Eventually, the major suggests a plan to escape: forming a tower of people, each person on the other's shoulders. However, the dancer at the top of the tower is still a few inches short of the cylinder's top, and a loud clanging sound shakes the cylinder and sends the five tumbling to the ground. The major demands that they all make a promise to not leave the cylinder until everyone else has left.

Now even more determined, the major fashions a grappling hook out of loose bits of clothing and his sword. By reforming the tower, he manages to grapple onto the edge of the cylinder, only to tumble to the ground outside. Inside, the clown bemoans how the major left without them and will not rescue them if he ever returns, and surmises that the major was right about them being in Hell.
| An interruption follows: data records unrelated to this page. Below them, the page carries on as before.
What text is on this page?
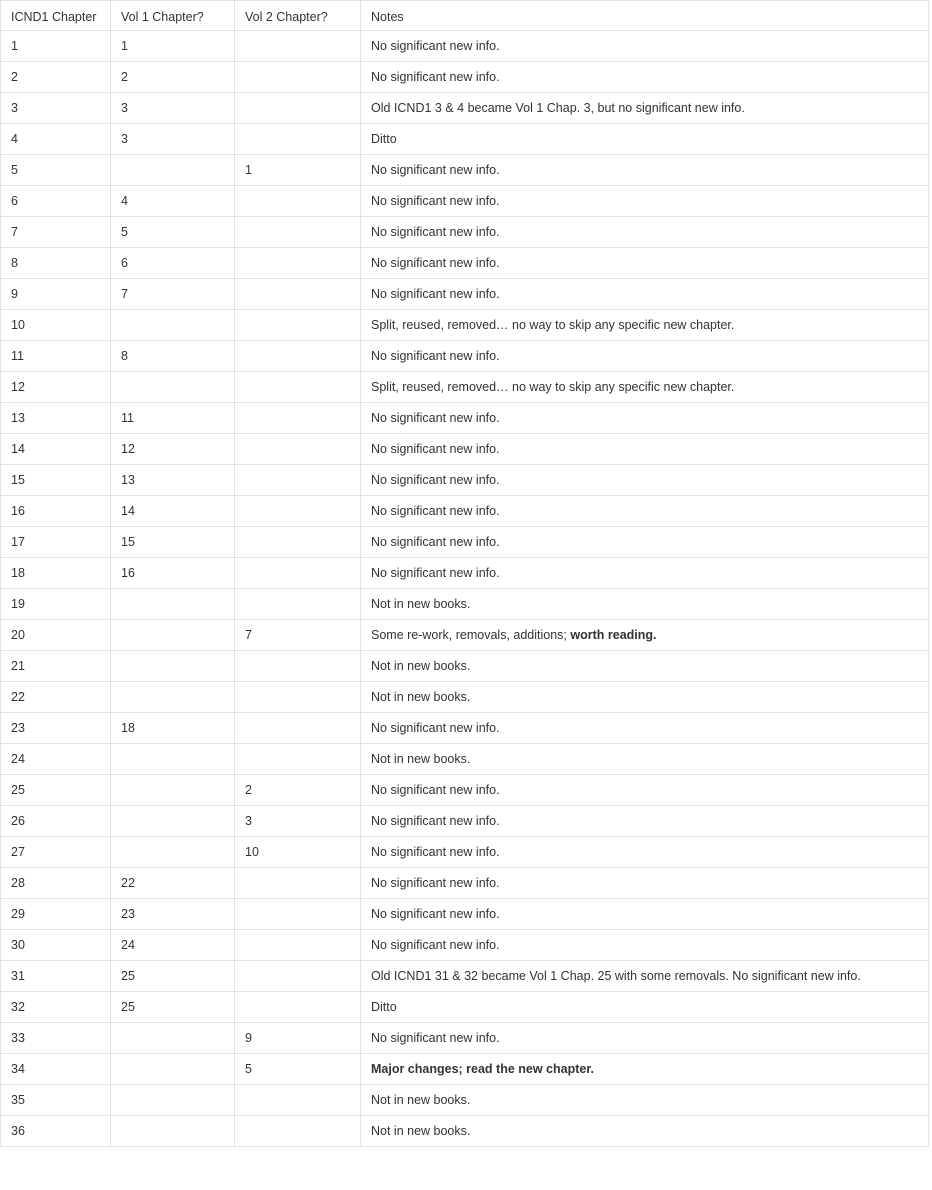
ICND1 Chapter	Vol 1 Chapter?	Vol 2 Chapter?	Notes
1	1		No significant new info.
2	2		No significant new info.
3	3		Old ICND1 3 & 4 became Vol 1 Chap. 3, but no significant new info.
4	3		Ditto
5		1	No significant new info.
6	4		No significant new info.
7	5		No significant new info.
8	6		No significant new info.
9	7		No significant new info.
10			Split, reused, removed… no way to skip any specific new chapter.
11	8		No significant new info.
12			Split, reused, removed… no way to skip any specific new chapter.
13	11		No significant new info.
14	12		No significant new info.
15	13		No significant new info.
16	14		No significant new info.
17	15		No significant new info.
18	16		No significant new info.
19			Not in new books.
20		7	Some re-work, removals, additions; worth reading.
21			Not in new books.
22			Not in new books.
23	18		No significant new info.
24			Not in new books.
25		2	No significant new info.
26		3	No significant new info.
27		10	No significant new info.
28	22		No significant new info.
29	23		No significant new info.
30	24		No significant new info.
31	25		Old ICND1 31 & 32 became Vol 1 Chap. 25 with some removals. No significant new info.
32	25		Ditto
33		9	No significant new info.
34		5	Major changes; read the new chapter.
35			Not in new books.
36			Not in new books.
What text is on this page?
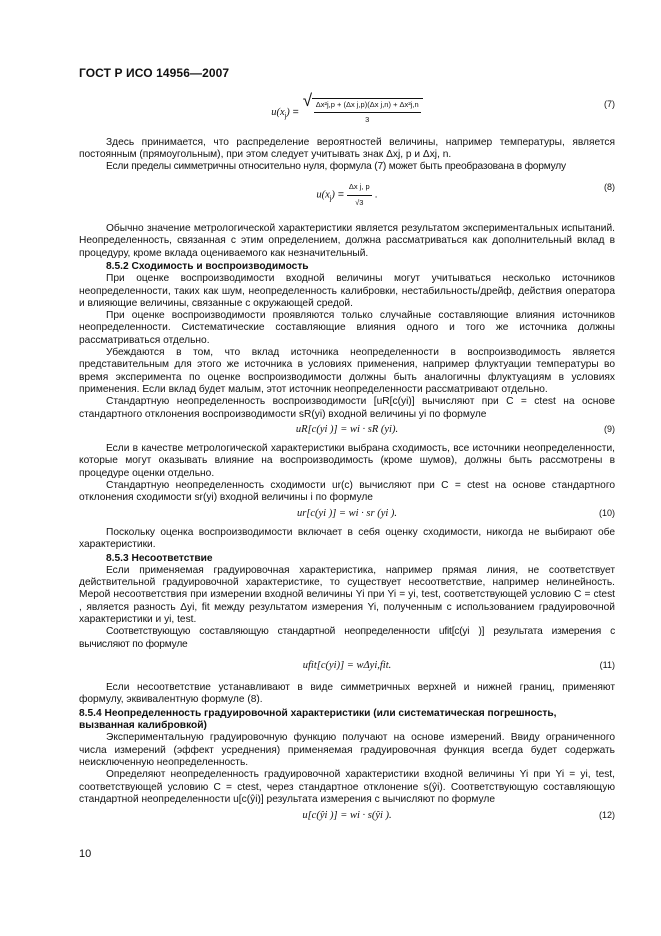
ГОСТ Р ИСО 14956—2007
$u(x_j)$ =
√ $\frac{\text{Δx²j,p + (Δx j,p)(Δx j,n) + Δx²j,n}}{3}$	(7)

Здесь принимается, что распределение вероятностей величины, например температуры, является постоянным (прямоугольным), при этом следует учитывать знак Δxj, p и Δxj, n.

Если пределы симметричны относительно нуля, формула (7) может быть преобразована в формулу

$u(x_j) = \frac{\text{Δx j, p}}{√3}$ .
(8)

Обычно значение метрологической характеристики является результатом экспериментальных испытаний. Неопределенность, связанная с этим определением, должна рассматриваться как дополнительный вклад в процедуру, кроме вклада оцениваемого как незначительный.

8.5.2 Сходимость и воспроизводимость

При оценке воспроизводимости входной величины могут учитываться несколько источников неопределенности, таких как шум, неопределенность калибровки, нестабильность/дрейф, действия оператора и влияющие величины, связанные с окружающей средой.

При оценке воспроизводимости проявляются только случайные составляющие влияния источников неопределенности. Систематические составляющие влияния одного и того же источника должны рассматриваться отдельно.

Убеждаются в том, что вклад источника неопределенности в воспроизводимость является представительным для этого же источника в условиях применения, например флуктуации температуры во время эксперимента по оценке воспроизводимости должны быть аналогичны флуктуациям в условиях применения. Если вклад будет малым, этот источник неопределенности рассматривают отдельно.

Стандартную неопределенность воспроизводимости [uR[c(yi)] вычисляют при C = ctest на основе стандартного отклонения воспроизводимости sR(yi) входной величины yi по формуле

uR[c(yi )] = wi · sR (yi).	(9)

Если в качестве метрологической характеристики выбрана сходимость, все источники неопределенности, которые могут оказывать влияние на воспроизводимость (кроме шумов), должны быть рассмотрены в процедуре оценки отдельно.

Стандартную неопределенность сходимости ur(c) вычисляют при C = ctest на основе стандартного отклонения сходимости sr(yi) входной величины i по формуле

ur[c(yi )] = wi · sr (yi ).	(10)

Поскольку оценка воспроизводимости включает в себя оценку сходимости, никогда не выбирают обе характеристики.

8.5.3 Несоответствие

Если применяемая градуировочная характеристика, например прямая линия, не соответствует действительной градуировочной характеристике, то существует несоответствие, например нелинейность. Мерой несоответствия при измерении входной величины Yi при Yi = yi, test, соответствующей условию C = ctest , является разность Δyi, fit между результатом измерения Yi, полученным с использованием градуировочной характеристики и yi, test.

Соответствующую составляющую стандартной неопределенности ufit[c(yi )] результата измерения c вычисляют по формуле

ufit[c(yi)] = wΔyi,fit.	(11)

Если несоответствие устанавливают в виде симметричных верхней и нижней границ, применяют формулу, эквивалентную формуле (8).

8.5.4 Неопределенность градуировочной характеристики (или систематическая погрешность, вызванная калибровкой)

Экспериментальную градуировочную функцию получают на основе измерений. Ввиду ограниченного числа измерений (эффект усреднения) применяемая градуировочная функция всегда будет содержать неисключенную неопределенность.

Определяют неопределенность градуировочной характеристики входной величины Yi при Yi = yi, test, соответствующей условию C = ctest, через стандартное отклонение s(ŷi). Соответствующую составляющую стандартной неопределенности u[c(ŷi)] результата измерения c вычисляют по формуле

u[c(ŷi )] = wi · s(ŷi ).	(12)
10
Just then a little girl picks up a doll from the snow, in the dress of an army major. The cylinder is a Christmas toy collection barrel for a girls' orphanage, and all five characters are dolls. The loud clanging was the ringing of a bell, used by a woman to attract donations; she tells the girl to return the doll to the barrel.

The five characters, now dolls with painted faces and glass eyes, lie unmoving. The ballet dancer nonetheless moves her hand to hold that of the major's as her eyes fill with tears.

==Closing narration==

Just a barrel, a dark depository where are kept the counterfeit, make-believe pieces of plaster and cloth, wrought in a distorted image of human life. But this added hopeful note: perhaps they are unloved only for the moment. In the arms of children, there can be nothing but love. A clown, a tramp, a bagpipe player, a ballet dancer, and a Major. Tonight's cast of players on the odd stage—known as—The Twilight Zone.

==Cast==
- Susan Harrison as Ballerina
- William Windom as Major
- Murray Matheson as Clown
- Kelton Garwood as Hobo
- Clark Allen as Bagpiper

==Episode notes==
The episode's title is a variation on the Pirandello play Six Characters in Search of an Author and existentialist Sartre play No Exit, both of which served as inspiration for the script.

Dolls were specially crafted for the final shots to closely resemble the actors who had played the parts.

==Legacy==
The episode was reportedly an inspiration for the 1997 film Cube. The TV series Felicity paid homage in its episode "Help for the Lovelorn"; both episodes were directed by Lamont Johnson. This episode would also serve as one of the inspirations for horror film director Damien Leone to create the character Art the Clown who serves as the main antagonist in Leone's Terrifier franchise.